Although not a "tax" in the traditional sense, it bears noting that when an individual dies without an estate plan, it can often throw families into disarray and cause them to engage a lawyer who then must sift through all of the decedent's information to figure out who gets what and what types of liabilities existed. Proper estate planning can allow families to minimize the legal process after your death since there will be a set of instructions on how exactly your estate is to be managed and/or distributed. Moreover, if you've worked with a lawyer, he or she most likely has a sense for the types of assets that you own and can often be a guide in the post-death administration process.

Many people fear the cost of establishing an estate plan, but when faced with the multitude of possible expenses of not having an estate plan, generally, the question is "can you afford not to have an estate plan?"

How can estate planning provide for my family's needs?

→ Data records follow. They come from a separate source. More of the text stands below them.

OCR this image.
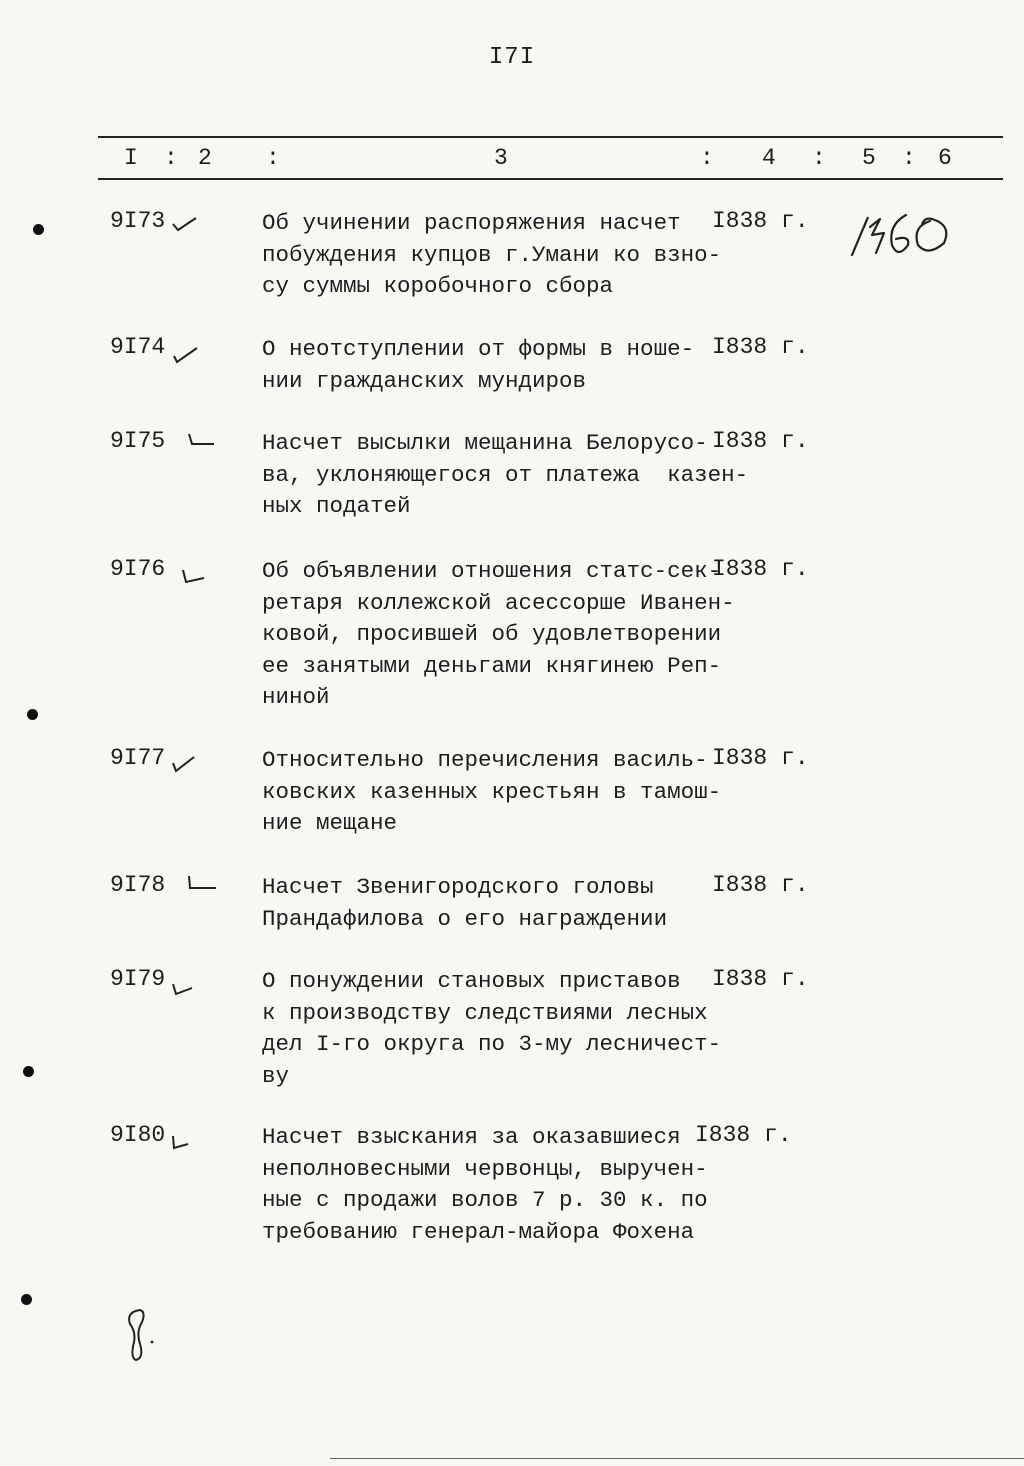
I7I
I : 2 :	3	: 4 : 5 : 6
9I73	Об учинении распоряжения насчет
побуждения купцов г.Умани ко взно-
су суммы коробочного сбора
I838 г.
9I74	О неотступлении от формы в ноше-
нии гражданских мундиров
I838 г.
9I75	Насчет высылки мещанина Белорусо-
ва, уклоняющегося от платежа  казен-
ных податей
I838 г.
9I76	Об объявлении отношения статс-сек-
ретаря коллежской асессорше Иванен-
ковой, просившей об удовлетворении
ее занятыми деньгами княгинею Реп-
ниной
I838 г.
9I77	Относительно перечисления василь-
ковских казенных крестьян в тамош-
ние мещане
I838 г.
9I78	Насчет Звенигородского головы
Прандафилова о его награждении
I838 г.
9I79	О понуждении становых приставов
к производству следствиями лесных
дел I-го округа по 3-му лесничест-
ву
I838 г.
9I80	Насчет взыскания за оказавшиеся
неполновесными червонцы, выручен-
ные с продажи волов 7 р. 30 к. по
требованию генерал-майора Фохена
I838 г.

A major motivating factor for many of our clients is the birth of a new child. Another key event is the death of a loved one. This prompted me to think about some of the other avenues that people find their way to an estate planning lawyer:

  1. If you have young children, you may visit an estate planning lawyer to make sure that you've named a guardian in case something happened to you or your spouse.
  2. If you have assets, you may want to set up one or more trusts to ensure that the property you leave to your young children or other family members will be managed properly.
  3. If you have children, family members with disabilities, or family members who are receiving government benefits, you may want to identify a way to provide them with assets without jeopardizing the government benefits that they receive, which may entail the use of a special needs trust.
  4. You might be the beneficiary of your parents' or another person's trust and want to know your rights under the terms of that trust.
  5. If you're in a same-sex relationship, you may want to learn about the implications of entering into a registered domestic partnership or marrying your partner. These discussions might include tax and property consequences as a result of your union.
  6. You might own a business and are unsure of who or how you will transition the business once you pass away.
  7. Perhaps you have specific wishes with respect to your health care or burial and want to make sure that those wishes are carried out if you ever become disabled, or when you pass away.

These are just some of the reasons why clients seek out an estate planning lawyer and can serve as a checklist for you and your family situation.